Recursion and Induction: Function Definitions
To define a function, we use the form (defun f (v_1 … v_n) β) where f is the function symbol being defined, the v_i are the formal variables or simply formals, and β is the body of the function.
Operationally, a definition means that to compute (f a_1 … a_n) one can evaluate the actuals, a_i, bind the formals, v_i , to those values, and compute β instead. Logically speaking, a definition adds the axiom that (f v_1 … v_n) is equal to β.
Here are the Lisp definitions of the standard propositional logic connectives:
(defun not (p) (if p nil t)) (defun and (p q) (if p q nil)) (defun or (p q) (if p p q)) (defun implies (p q) (if p (if q t nil) t)) (defun iff (p q) (and (implies p q) (implies q p)))
Note that in Lisp, and and or are not Boolean valued. E.g., (and t 3) and (or nil 3) both return 3. This is unimportant if they are only used propositionally, e.g., (and t 3) ↔ (and 3 t) ↔ t, if “↔” means iff. In Lisp, any non-nil value is propositionally equivalent to t.
Here is a recursive definition that copies a cons-structure.
(defun tree-copy (x) (if (consp x) (cons (tree-copy (car x)) (tree-copy (cdr x))) x))
For example, the term (tree-copy '((1 . 2) . 3)) has the value ((1 . 2) . 3).
(Maybe explore <<defun>>? Be advised, however, that ACL2's Definitional Principle imposes restrictions that may not make sense just yet.)
In the exercises below you may wish to define auxiliary (“helper”) functions as part of your solutions.
Define app to concatenate two lists.
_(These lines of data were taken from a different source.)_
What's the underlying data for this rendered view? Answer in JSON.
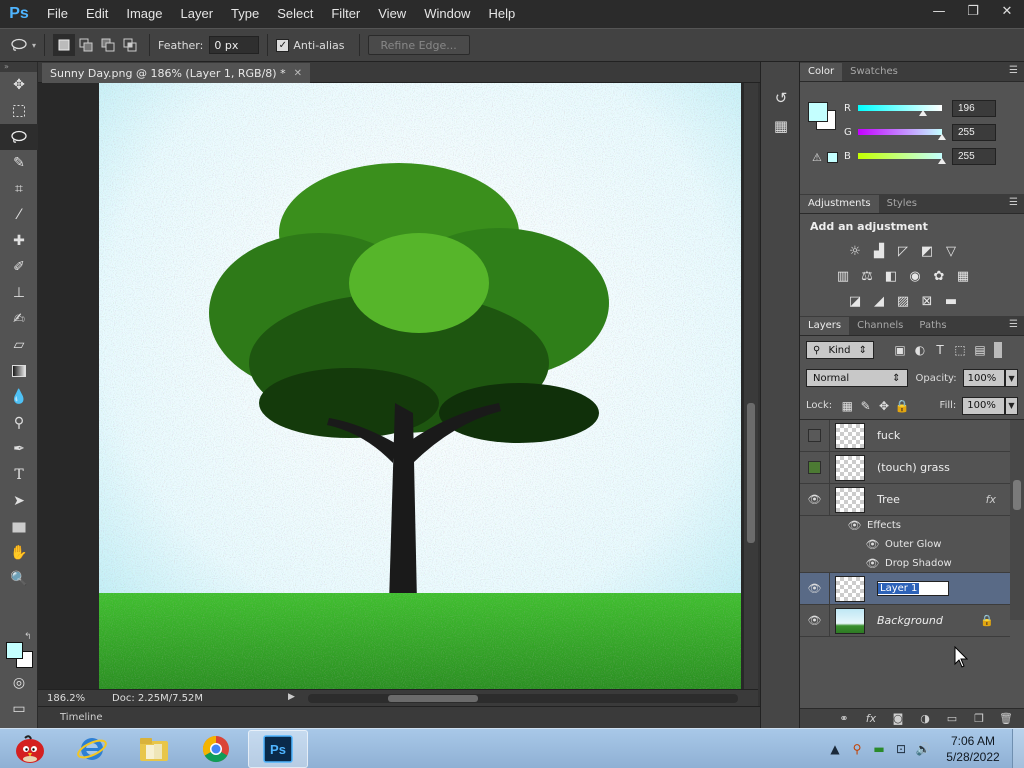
{
  "app": {
    "logo": "Ps",
    "menu": [
      "File",
      "Edit",
      "Image",
      "Layer",
      "Type",
      "Select",
      "Filter",
      "View",
      "Window",
      "Help"
    ],
    "window_controls": [
      "—",
      "❐",
      "✕"
    ]
  },
  "options": {
    "feather_label": "Feather:",
    "feather_value": "0 px",
    "antialias_label": "Anti-alias",
    "antialias_checked": true,
    "refine_edge_label": "Refine Edge..."
  },
  "document": {
    "tab_title": "Sunny Day.png @ 186% (Layer 1, RGB/8) *",
    "zoom": "186.2%",
    "doc_info": "Doc: 2.25M/7.52M",
    "timeline_label": "Timeline"
  },
  "colors": {
    "foreground": "#c4ffff",
    "background": "#ffffff",
    "accent_selection": "#596a86"
  },
  "color_panel": {
    "tabs": [
      "Color",
      "Swatches"
    ],
    "channels": [
      {
        "label": "R",
        "value": "196",
        "level": 0.77,
        "gradient": "linear-gradient(to right, #00ffff, #ffffff)"
      },
      {
        "label": "G",
        "value": "255",
        "level": 1.0,
        "gradient": "linear-gradient(to right, #c400ff, #c4ffff)"
      },
      {
        "label": "B",
        "value": "255",
        "level": 1.0,
        "gradient": "linear-gradient(to right, #c4ff00, #c4ffff)"
      }
    ]
  },
  "adjustments_panel": {
    "tabs": [
      "Adjustments",
      "Styles"
    ],
    "title": "Add an adjustment"
  },
  "layers_panel": {
    "tabs": [
      "Layers",
      "Channels",
      "Paths"
    ],
    "filter_kind": "Kind",
    "blend_mode": "Normal",
    "opacity_label": "Opacity:",
    "opacity_value": "100%",
    "lock_label": "Lock:",
    "fill_label": "Fill:",
    "fill_value": "100%",
    "layers": [
      {
        "name": "fuck",
        "visible": false
      },
      {
        "name": "(touch) grass",
        "visible": false
      },
      {
        "name": "Tree",
        "visible": true,
        "fx": "fx",
        "effects_label": "Effects",
        "effects": [
          "Outer Glow",
          "Drop Shadow"
        ]
      },
      {
        "name": "Layer 1",
        "visible": true,
        "selected": true,
        "renaming": true
      },
      {
        "name": "Background",
        "visible": true,
        "locked": true
      }
    ]
  },
  "taskbar": {
    "apps": [
      "angry-birds",
      "internet-explorer",
      "file-explorer",
      "chrome",
      "photoshop"
    ],
    "active_app": "photoshop",
    "time": "7:06 AM",
    "date": "5/28/2022"
  }
}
For example (app '(1 2 3) '(4 5 6)) evaluates to (1 2 3 4 5 6).
Define rev to reverse a list. For example, (rev '(1 2 3)) evaluates to (3 2 1).
Define mapnil to “copy” a list, replacing each element by nil. Thus, (mapnil '(1 2 3)) evaluates to (nil nil nil).
The result of “swapping” the pair (x . y) is the pair (y . x). Define swap-tree to swap every cons in a binary tree. Thus, (swap-tree '((1 . 2) . (3 . 4))) evaluates to ((4 . 3) . (2 . 1)).
Define mem to take two arguments and determine if the first one occurs as an element of the second. Thus, (mem '2 '(1 2 3)) evaluates to t and (mem '4 '(1 2 3)) evaluates to nil.
Define the list analogue of subset, i.e., (sub x y) returns t or nil according to whether every element of x is an element of y.
Define int to take two lists and to return the list of elements that appear in both. Thus (int '(1 2 3 4) '(2 4 6)) evaluates to (2 4).
Define (tip e x) to determine whether e occurs as a tip of the binary tree x.
Define (flatten x) to make a list containing the tips of the binary tree x. Thus, (flatten '((1 . 2) . (3 . 4))) evaluates to (1 2 3 4).
Define evenlen to recognize lists of even length. Thus, (evenlen '(1 2 3)) evaluates to nil and (evenlen '(1 2 3 4)) evaluates to t.